Test-time deliberation helps, but embodied agents are latency-bound; the art is spending reasoning compute only where it changes the action, keeping the control loop fast.

Maps to my build
Exactly our fast/slow budget: deliberate at intent time (cheap, rare), react at control time (fast, continuous). We never put an LLM inside the motor loop.

How this maps to my build  Brooks tells us the orchestrator can be dumb (behaviors, not a model); LeCun tells us the slow/fast split is the right shape; Sutton tells us to keep the learned VLA central. The architecture in sections A–F is the direct consequence of these three.

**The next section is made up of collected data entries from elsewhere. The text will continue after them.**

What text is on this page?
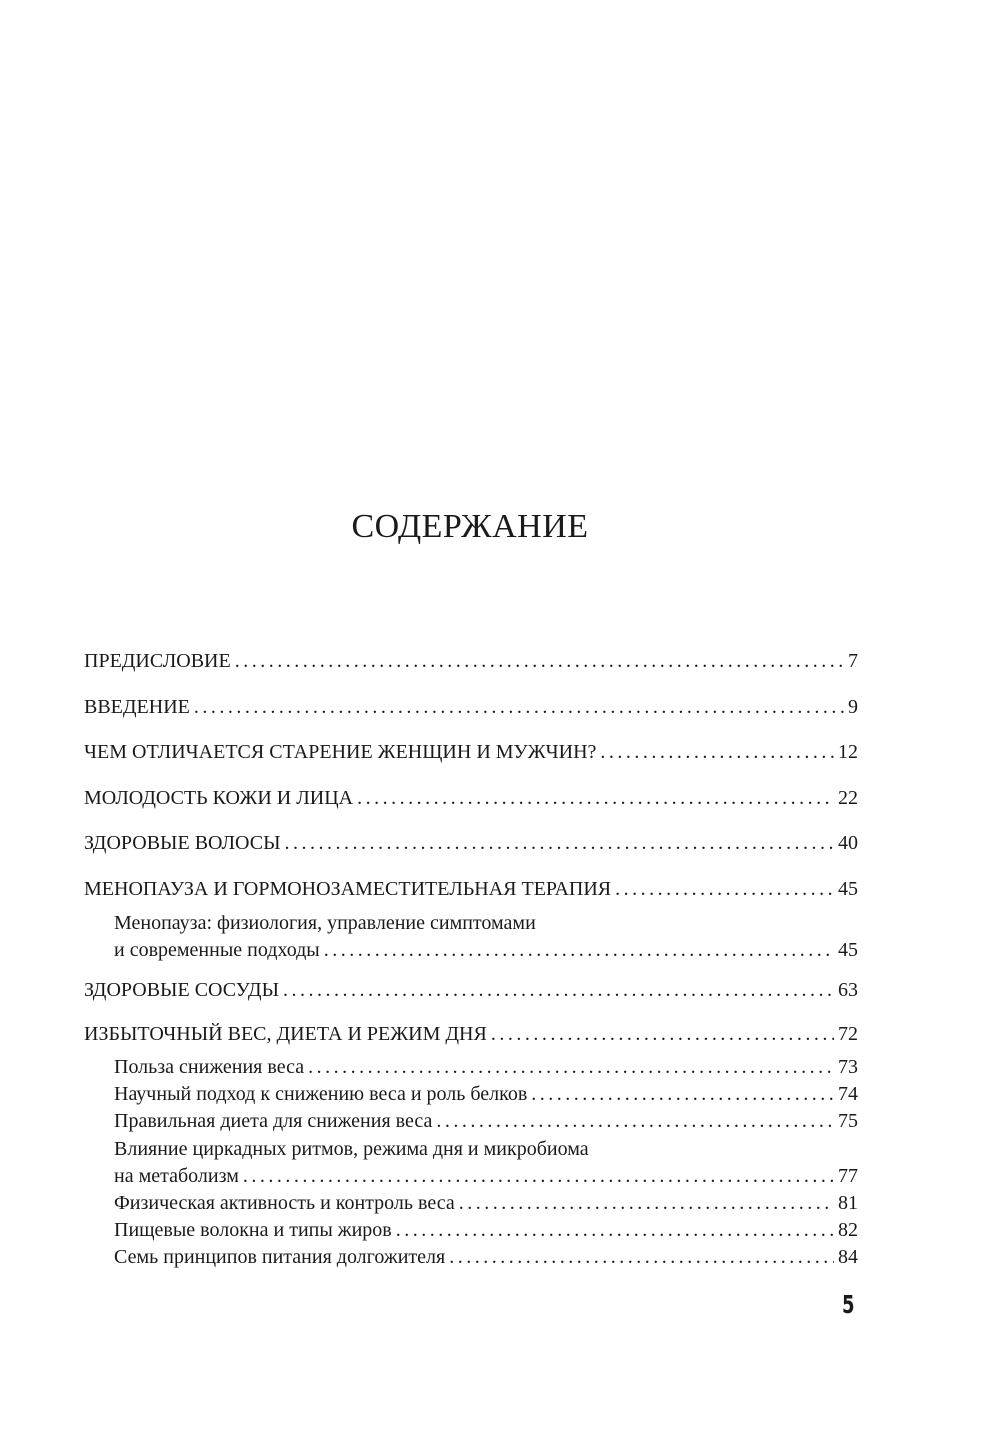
СОДЕРЖАНИЕ
ПРЕДИСЛОВИЕ . . .	7
ВВЕДЕНИЕ . . .	9
ЧЕМ ОТЛИЧАЕТСЯ СТАРЕНИЕ ЖЕНЩИН И МУЖЧИН? . . .	12
МОЛОДОСТЬ КОЖИ И ЛИЦА . . .	22
ЗДОРОВЫЕ ВОЛОСЫ . . .	40
МЕНОПАУЗА И ГОРМОНОЗАМЕСТИТЕЛЬНАЯ ТЕРАПИЯ . . .	45
Менопауза: физиология, управление симптомами
и современные подходы . . .	45
ЗДОРОВЫЕ СОСУДЫ . . .	63
ИЗБЫТОЧНЫЙ ВЕС, ДИЕТА И РЕЖИМ ДНЯ . . .	72
Польза снижения веса . . .	73
Научный подход к снижению веса и роль белков . . .	74
Правильная диета для снижения веса . . .	75
Влияние циркадных ритмов, режима дня и микробиома
на метаболизм . . .	77
Физическая активность и контроль веса . . .	81
Пищевые волокна и типы жиров . . .	82
Семь принципов питания долгожителя . . .	84
5
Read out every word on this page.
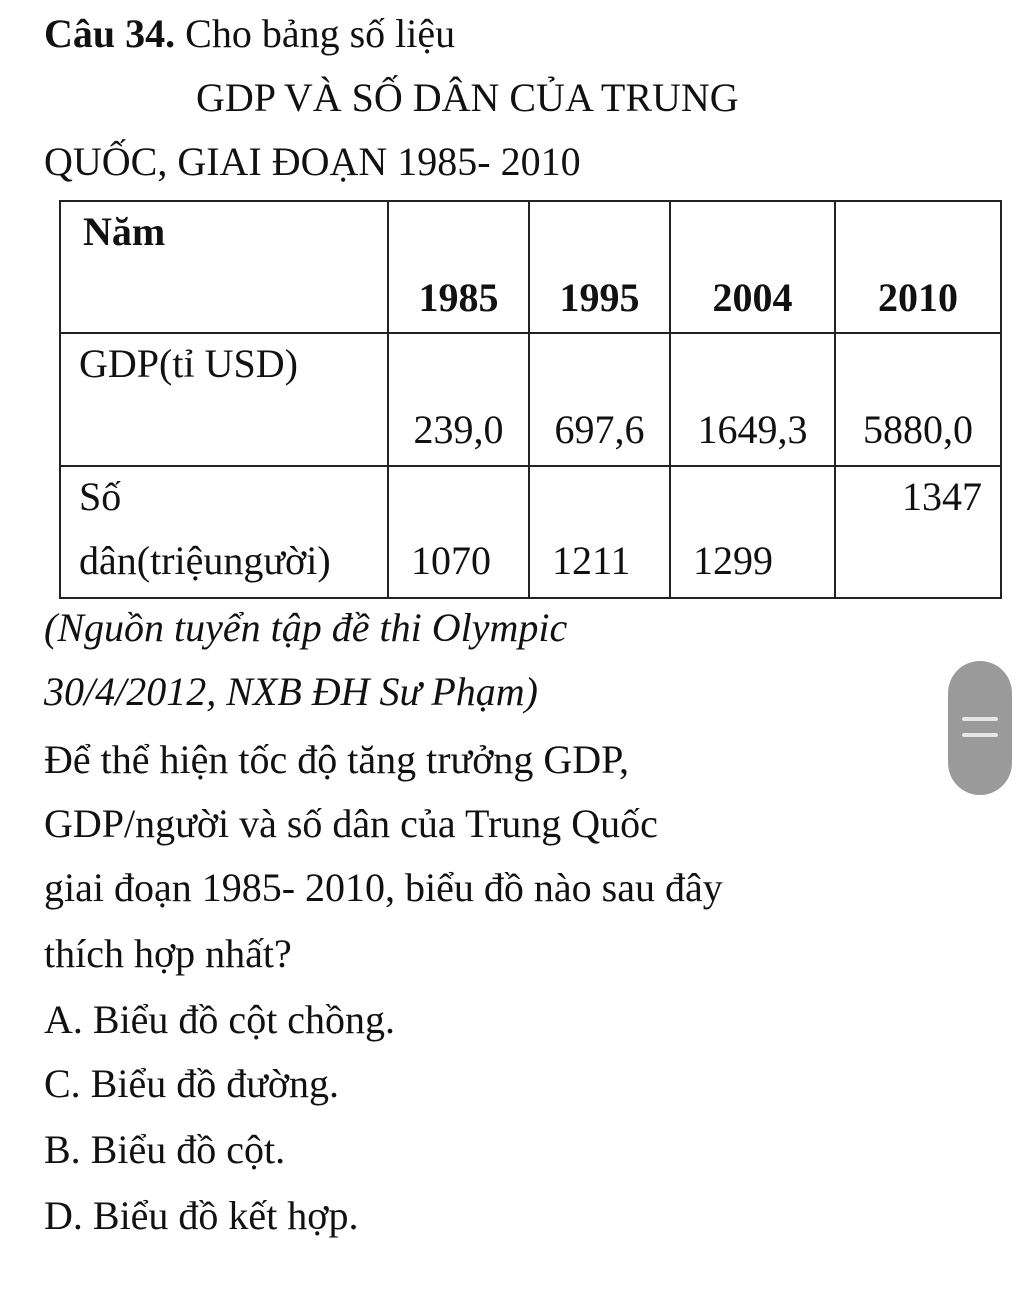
Câu 34. Cho bảng số liệu
GDP VÀ SỐ DÂN CỦA TRUNG
QUỐC, GIAI ĐOẠN 1985- 2010
Năm	1985	1995	2004	2010

GDP(tỉ USD)	239,0	697,6	1649,3	5880,0

Số
dân(triệungười)	1070	1211	1299	1347
(Nguồn tuyển tập đề thi Olympic
30/4/2012, NXB ĐH Sư Phạm)
Để thể hiện tốc độ tăng trưởng GDP,
GDP/người và số dân của Trung Quốc
giai đoạn 1985- 2010, biểu đồ nào sau đây
thích hợp nhất?
A. Biểu đồ cột chồng.
C. Biểu đồ đường.
B. Biểu đồ cột.
D. Biểu đồ kết hợp.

Lab Close the loop — spoken command → expressive act, end to end

Bring up every track and run one sentence through the whole creature.

  1. Start the LeKiwi host on the Pi. Bring up the robot server so it streams cameras + proprio and accepts actions (module 3). Confirm the base and arm respond.
  2. Start the policy_server on the GPU. Load the fine-tuned SmolVLA checkpoint (Invariant A — brain off the robot). Smoke-test that it returns an action for a dummy obs.
  3. Start Moshi + the intent watcher (module 5). Confirm a spoken actionable sentence emits a do_physical_task tool call on its websocket.
  4. Start the face client (module 5) and connect it to ws://HUB:8765/face. It should render the idle emotion on connect.
  5. Start the orchestrator (orchestrator.py) on the hub host. Then start body_client.py, which connects to /body. Watch all three channels register.
  6. Speak: "grab the red cup." Trace the cascade: intent json → task string → searchingfoundnavigatinggraspingreporting, with the face changing emotion and the voice saying its line at each step.
  7. Watch both surfaces move together. The body drives + grasps via the VLA while the face/voice track the same phases. If the face freezes during a grasp, your loops are coupled — fix the missing await asyncio.sleep(0) yield.

Message-bus contract

DirectionChannelShape
voice → hub/voice{"intent": {"action": "fetch", "object": "red cup", "location": "on the table"}}
hub → body/body{"task": "drive to the red cup on the table and pick it up"}
body → hub/body{"phase": "navigating"}
hub → face/face{"emotion": "focused", "say": null, "mouth": 0.0}
hub → voice/voice{"say": "here you go"}

Keep messages tiny and one-shot. The bus carries intent, task, phase, and affect — nothing else crosses it.

Track 3 done when

  • End-to-end run recorded: spoken command → expressive ack → drive → grasp via the fine-tuned VLA → expressive report.
  • The face and voice track the body's phases live, never freezing during a grasp (fast/slow stays decoupled).
  • not_found and failed paths also produce a legible, expressive response — not a silent hang.
  • Reliability around 60–70% end-to-end. That is a strong portfolio demo — honest scope, not research-grade.